3. Write the grammar

Your Langium project is now setup and ready to be used. The next step is to define the grammar of your language. The grammar is the most important part of your language definition. It defines the syntax of your language and how the language elements are structured.

The grammar is defined in a .langium file. Make sure that you have installed the VS Code extension for Langium. This extension provides syntax highlighting and code completion for .langium files. Here’s the grammar from the Hello-World example that was generated by the Yeoman generator:

grammar HelloWorld

hidden terminal WS: /\s+/;
terminal ID: /[_a-zA-Z][\w]*/;

entry Model: (persons+=Person | greetings+=Greeting)*;

Person:
    'person' name=ID;

Greeting:
    'Hello' person=[Person] '!';

Let’s go through this one by one:

grammar HelloWorld

Before we tell Langium anything about our grammar contents, we first need to give it a name - in this case it’s HelloWorld. The langium-cli will pick this up to prefix any generated services with this name.

hidden terminal WS: /\s+/;
terminal ID: /[_a-zA-Z][\w]*/;

Here we define our two needed terminals for this grammar: The whitespace WS and identifier ID terminals. Terminals parse a part of our document by matching it against their regular expression. The WS terminal parses any whitespace characters with the regex /\s+/. This allows us to consume whitespaces in our document. As the terminal is declared as hidden, the parser will parse any whitespace and discard the results. That way, we don’t have to care about how many whitespaces a user uses in their document. Secondly, we define our ID terminal. It parses any string that starts with an underscore or letter and continues with any amount of characters that match the \w regex token. It will match Alice, _alice, or _al1c3 but not 4lice or #alice. Langium is using the JS regex dialect for terminal definitions.

entry Model: (persons+=Person | greetings+=Greeting)*;

The Model parser rule is the entry point to our grammar. Parsing always starts with the entry rule. Here we define a repeating group of alternatives: persons+=Person | greetings+=Greeting. This will always try to parse either a Person or a Greeting and add it to the respective list of persons or greetings in the Model object. Since the alternative is wrapped in a repeating group *, the parser will continue until all input has been consumed.

Person: 'person' name=ID;

The Person rule starts off with the 'person' keyword. Keywords are like terminals, in the sense that they parse a part of the document. The set of keywords and terminals create the tokens that your language is able to parse. You can imagine that the 'person' keyword here is like an indicator to tell the parser that an object of type Person should be parsed. After the keyword, we assign the Person a name by parsing an ID.

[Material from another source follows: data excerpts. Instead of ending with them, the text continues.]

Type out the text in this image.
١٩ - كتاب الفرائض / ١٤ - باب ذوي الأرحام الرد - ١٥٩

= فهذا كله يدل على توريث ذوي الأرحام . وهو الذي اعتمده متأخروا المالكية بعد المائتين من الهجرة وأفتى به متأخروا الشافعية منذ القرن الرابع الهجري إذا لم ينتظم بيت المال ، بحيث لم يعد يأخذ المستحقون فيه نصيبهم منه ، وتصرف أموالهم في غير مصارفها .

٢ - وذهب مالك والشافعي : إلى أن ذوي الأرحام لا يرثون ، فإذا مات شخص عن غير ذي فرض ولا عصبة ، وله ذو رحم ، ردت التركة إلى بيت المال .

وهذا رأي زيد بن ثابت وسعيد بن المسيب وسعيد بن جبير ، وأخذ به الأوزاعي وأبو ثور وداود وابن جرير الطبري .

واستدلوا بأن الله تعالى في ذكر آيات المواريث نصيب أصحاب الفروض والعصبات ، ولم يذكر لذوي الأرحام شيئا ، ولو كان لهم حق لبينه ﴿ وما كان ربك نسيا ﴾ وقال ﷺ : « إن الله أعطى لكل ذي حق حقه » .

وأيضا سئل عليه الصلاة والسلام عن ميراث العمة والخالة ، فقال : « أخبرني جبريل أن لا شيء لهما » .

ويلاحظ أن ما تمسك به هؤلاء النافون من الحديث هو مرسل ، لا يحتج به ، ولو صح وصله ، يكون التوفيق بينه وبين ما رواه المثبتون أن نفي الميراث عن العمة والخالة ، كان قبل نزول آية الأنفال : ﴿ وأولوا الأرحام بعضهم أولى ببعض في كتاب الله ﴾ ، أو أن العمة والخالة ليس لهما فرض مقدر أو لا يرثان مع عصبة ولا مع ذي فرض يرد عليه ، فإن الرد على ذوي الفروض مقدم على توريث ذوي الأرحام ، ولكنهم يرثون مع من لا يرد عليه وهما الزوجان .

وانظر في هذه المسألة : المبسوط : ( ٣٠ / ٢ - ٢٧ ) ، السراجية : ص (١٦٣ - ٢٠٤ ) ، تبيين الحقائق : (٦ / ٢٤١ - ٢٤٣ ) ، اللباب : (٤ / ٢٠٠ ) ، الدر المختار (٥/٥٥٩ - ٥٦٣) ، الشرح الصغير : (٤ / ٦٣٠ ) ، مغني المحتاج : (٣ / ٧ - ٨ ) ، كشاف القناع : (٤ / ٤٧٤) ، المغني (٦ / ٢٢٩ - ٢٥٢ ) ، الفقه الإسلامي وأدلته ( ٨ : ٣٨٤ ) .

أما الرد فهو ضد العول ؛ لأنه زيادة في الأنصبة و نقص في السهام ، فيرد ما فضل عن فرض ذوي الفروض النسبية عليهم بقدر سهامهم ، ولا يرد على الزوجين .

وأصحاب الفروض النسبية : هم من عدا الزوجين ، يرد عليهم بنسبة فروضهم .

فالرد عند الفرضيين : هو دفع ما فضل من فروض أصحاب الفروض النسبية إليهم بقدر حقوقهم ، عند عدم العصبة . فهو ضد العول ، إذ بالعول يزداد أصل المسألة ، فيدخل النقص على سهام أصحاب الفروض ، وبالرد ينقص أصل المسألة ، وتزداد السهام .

Greeting: 'Hello' person=[Person] '!';

Like the previous rule, the Greeting starts with a keyword. With the person assignment we introduce the cross reference, indicated by the brackets []. A cross reference will allow your grammar to reference other elements that are contained in your file or workspace. By default, Langium will try to resolve this cross reference by parsing the terminal that is associated with its name property. In this case, we are looking for a Person whose name property matches the parsed ID.

That finishes the short introduction to Langium! Feel free to play around with the grammar and use npm run langium:generate to regenerate the generated TypeScript files. To go further, we suggest that you continue with our tutorials.